Detection of Mismatch Repair Deficiency and Microsatellite Instability in Colorectal Adenocarcinoma by Targeted Next-Generation Sequencing

• Published in: The Journal of molecular diagnostics : JMD Vol. 19; no. 1; pp. 84 - 91
• Main Authors: Nowak, Jonathan A., Yurgelun, Matthew B., Bruce, Jacqueline L., Rojas-Rudilla, Vanesa, Hall, Dimity L., Shivdasani, Priyanka, Garcia, Elizabeth P., Agoston, Agoston T., Srivastava, Amitabh, Ogino, Shuji, Kuo, Frank C., Lindeman, Neal I., Dong, Fei
• Format: Journal Article
• Language: English
• Published: United States Elsevier Inc 01.01.2017; American Society for Investigative Pathology
• Subjects: Adenocarcinoma - diagnosis; Adenocarcinoma - genetics; Base Sequence; Colorectal Neoplasms, Hereditary Nonpolyposis - diagnosis; Colorectal Neoplasms, Hereditary Nonpolyposis - genetics; DNA Mismatch Repair; DNA Mutational Analysis; Genes, Neoplasm; High-Throughput Nucleotide Sequencing; Humans; Microsatellite Instability; Microsatellite Repeats; Mutation; Pathology; Regular
• ISSN: 1525-1578; 1943-7811
• DOI: 10.1016/j.jmoldx.2016.07.010

Mismatch repair protein deficiency (MMR-D) and high microsatellite instability (MSI-H) are features of Lynch syndrome–associated colorectal carcinomas and have implications in clinical management.

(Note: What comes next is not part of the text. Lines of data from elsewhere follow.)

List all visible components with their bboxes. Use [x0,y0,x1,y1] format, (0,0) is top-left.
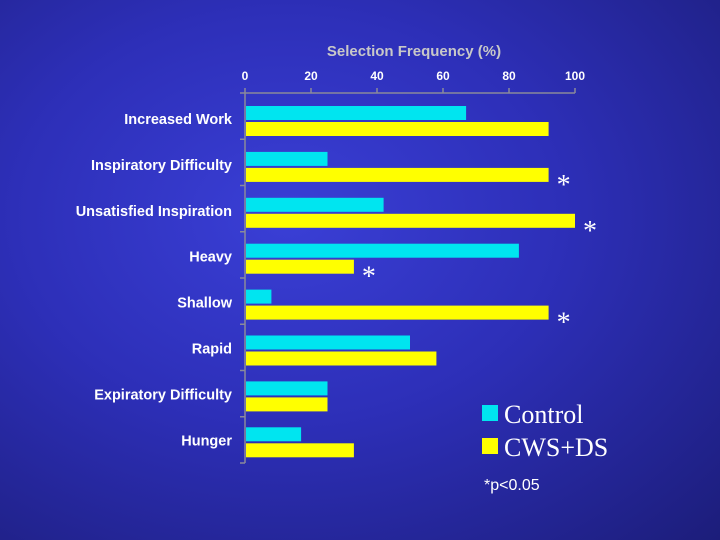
bar [246,122,549,136]
chart-title: Selection Frequency (%) [327,43,501,60]
chart-legend: Control CWS+DS [482,400,608,462]
bar [246,197,384,212]
bar [246,167,549,182]
bar [246,335,410,350]
category-label: Hunger [181,433,232,449]
legend-label: Control [504,400,583,429]
significance-note: *p<0.05 [484,477,540,494]
category-label: Increased Work [124,112,233,128]
legend-label: CWS+DS [504,433,608,462]
bar [246,259,354,274]
bar [246,213,575,228]
category-label: Expiratory Difficulty [94,387,232,403]
significance-markers: * * * * [362,170,597,339]
bar [246,305,549,320]
category-label: Heavy [189,250,232,266]
category-label: Inspiratory Difficulty [91,158,232,174]
bar [246,289,272,304]
category-label: Rapid [192,342,232,358]
bar [246,397,328,412]
category-label: Unsatisfied Inspiration [76,204,232,220]
x-tick-label: 40 [370,69,384,83]
x-tick-label: 20 [304,69,318,83]
significance-star: * [557,308,571,339]
significance-star: * [557,170,571,201]
x-tick-label: 80 [502,69,516,83]
bar [246,443,354,458]
legend-swatch [482,438,498,454]
bar [246,151,328,166]
bar [246,243,519,258]
legend-swatch [482,405,498,421]
chart-axes: 0 20 40 60 80 100 [240,69,585,464]
category-labels: Increased Work Inspiratory Difficulty Unsa… [76,112,233,449]
x-tick-label: 0 [242,69,249,83]
category-label: Shallow [177,296,233,312]
bar [246,106,467,120]
bar [246,351,437,366]
bar [246,381,328,396]
bar [246,427,302,442]
significance-star: * [362,262,376,293]
significance-star: * [583,216,597,247]
x-tick-label: 100 [565,69,585,83]
chart-bars [246,106,575,458]
x-tick-label: 60 [436,69,450,83]
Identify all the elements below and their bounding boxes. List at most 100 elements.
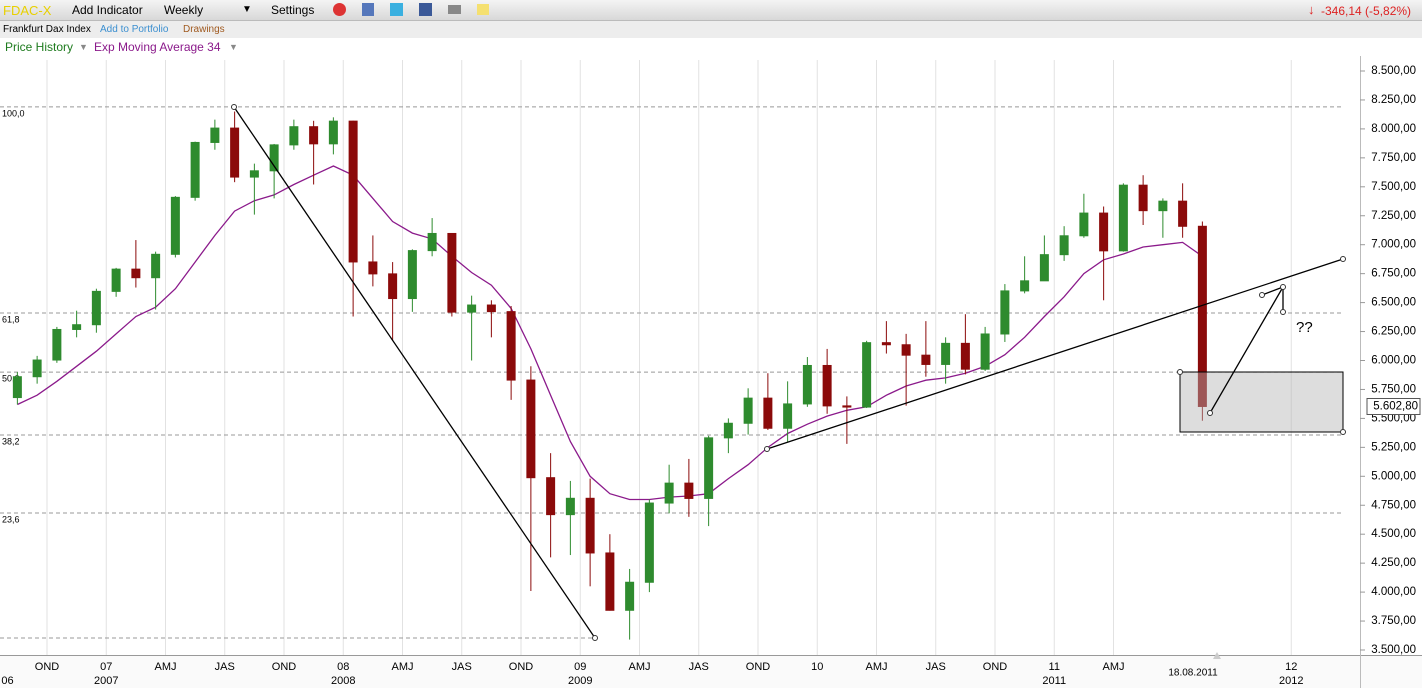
candle-body — [684, 482, 694, 499]
y-tick-label: 3.750,00 — [1371, 615, 1416, 627]
drawing-handle — [1340, 429, 1346, 435]
y-tick-label: 5.250,00 — [1371, 441, 1416, 453]
candle-body — [506, 311, 516, 381]
y-tick-label: 4.250,00 — [1371, 557, 1416, 569]
candle-body — [269, 144, 279, 172]
twitter-icon[interactable] — [390, 3, 403, 16]
legend-entry[interactable]: Price History — [5, 40, 74, 54]
y-tick-label: 8.250,00 — [1371, 94, 1416, 106]
legend-entry[interactable]: Exp Moving Average 34 — [94, 40, 221, 54]
y-tick-label: 6.250,00 — [1371, 326, 1416, 338]
candle-body — [664, 482, 674, 504]
interval[interactable]: Weekly — [164, 3, 204, 17]
x-tick-label: 10 — [811, 661, 823, 673]
drawing-line — [233, 106, 596, 639]
drawing-handle — [1280, 309, 1286, 315]
x-tick-label: AMJ — [392, 661, 414, 673]
candle-body — [960, 342, 970, 370]
x-tick-label: OND — [509, 661, 534, 673]
alarm-icon[interactable] — [333, 3, 346, 16]
x-tick-label: OND — [746, 661, 771, 673]
drawing-handle — [592, 635, 598, 641]
candle-body — [1039, 254, 1049, 282]
dropdown-arrow[interactable]: ▼ — [242, 4, 252, 15]
y-tick-label: 6.000,00 — [1371, 355, 1416, 367]
x-tick-label: JAS — [452, 661, 472, 673]
y-tick-label: 4.750,00 — [1371, 499, 1416, 511]
instrument: Frankfurt Dax Index — [3, 24, 91, 35]
legend-arrow[interactable]: ▼ — [79, 42, 88, 52]
ema-line — [17, 165, 1203, 501]
drawings[interactable]: Drawings — [183, 24, 225, 35]
candle-body — [704, 437, 714, 499]
candle-body — [881, 342, 891, 346]
x-tick-label: 07 — [100, 661, 112, 673]
x-tick-label: OND — [272, 661, 297, 673]
y-tick-label: 7.750,00 — [1371, 152, 1416, 164]
candle-body — [723, 422, 733, 439]
drawing-handle — [1177, 369, 1183, 375]
drawing-box — [1179, 371, 1344, 433]
add-to-portfolio[interactable]: Add to Portfolio — [100, 24, 169, 35]
drawing-line — [1261, 286, 1284, 296]
candle-body — [328, 120, 338, 145]
down-arrow: ↓ — [1308, 2, 1315, 17]
candle-body — [447, 232, 457, 313]
candle-body — [763, 397, 773, 429]
fib-label: 100,0 — [2, 108, 25, 118]
candle-body — [546, 477, 556, 516]
facebook-icon[interactable] — [419, 3, 432, 16]
camera-icon[interactable] — [448, 5, 461, 14]
add-indicator[interactable]: Add Indicator — [72, 3, 143, 17]
drawing-handle — [1259, 292, 1265, 298]
drawing-handle — [1340, 256, 1346, 262]
candle-body — [822, 364, 832, 407]
marker-triangle — [1213, 652, 1221, 659]
x-year-label: 2008 — [331, 675, 355, 687]
x-tick-label: AMJ — [155, 661, 177, 673]
candle-body — [802, 364, 812, 405]
book-icon[interactable] — [362, 3, 374, 16]
date-label: 18.08.2011 — [1168, 668, 1218, 679]
x-tick-label: 09 — [574, 661, 586, 673]
candle-body — [32, 359, 42, 378]
candle-body — [91, 290, 101, 326]
candle-body — [131, 268, 141, 279]
candle-body — [12, 376, 22, 399]
chart: OND 07 AMJ JAS OND 08 AMJ JAS OND 09 AMJ JAS OND 10 AM… — [0, 56, 1422, 688]
last-price-box — [1366, 397, 1421, 415]
y-tick-label: 5.500,00 — [1371, 412, 1416, 424]
candle-body — [72, 324, 82, 330]
candle-body — [605, 552, 615, 611]
y-tick-label: 3.500,00 — [1371, 644, 1416, 656]
subbar: Frankfurt Dax Index Add to Portfolio Dra… — [0, 21, 1422, 38]
candle-body — [1059, 235, 1069, 256]
note-icon[interactable] — [477, 4, 489, 15]
x-tick-label: AMJ — [866, 661, 888, 673]
x-tick-label: JAS — [689, 661, 709, 673]
x-year-label: 2009 — [568, 675, 592, 687]
x-tick-label: JAS — [215, 661, 235, 673]
legend-arrow[interactable]: ▼ — [229, 42, 238, 52]
y-tick-label: 7.000,00 — [1371, 239, 1416, 251]
candle-body — [427, 232, 437, 252]
candle-body — [526, 379, 536, 479]
x-axis-area — [0, 655, 1422, 688]
drawing-handle — [1207, 410, 1213, 416]
fib-label: 38,2 — [2, 436, 20, 446]
symbol[interactable]: FDAC-X — [3, 3, 52, 18]
candle-body — [170, 196, 180, 255]
x-tick-label: 11 — [1049, 661, 1060, 673]
x-tick-label: OND — [983, 661, 1008, 673]
candle-body — [585, 497, 595, 554]
drawing-handle — [764, 446, 770, 452]
drawing-handle — [231, 104, 237, 110]
fib-label: 50,0 — [2, 373, 20, 383]
candle-body — [368, 261, 378, 275]
candle-body — [783, 403, 793, 429]
candle-body — [862, 342, 872, 408]
settings[interactable]: Settings — [271, 3, 315, 17]
x-tick-label: OND — [35, 661, 60, 673]
candle-body — [486, 304, 496, 313]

We evaluate the ability of a targeted next-generation sequencing panel to detect MMR-D and MSI-H based on mutational phenotype. Using a criterion of >40 total mutations per megabase or >5 single-base insertion or deletion mutations in repeats per megabase, sequencing achieves 92% sensitivity and 100% specificity for MMR-D by immunohistochemistry in a training cohort of 149 colorectal carcinomas and 91% sensitivity and 98% specificity for MMR-D in a validation cohort of 94 additional colorectal carcinomas. False-negative samples are attributable to tumor heterogeneity, and next-generation sequencing results are concordant with analysis of microsatellite loci by PCR. In a subset of 95 carcinomas with microsatellite analysis, sequencing achieves 100% sensitivity and 99% specificity for MSI-H in the combined training and validation set. False-positive results for MMR-D and MSI-H are attributable to ultramutated cancers with POLE mutations, which are confirmed by direct sequencing of the POLE gene and are detected by mutational signature analysis. These findings provide a framework for a targeted tumor sequencing panel to accurately detect MMR-D and MSI-H in colorectal carcinomas.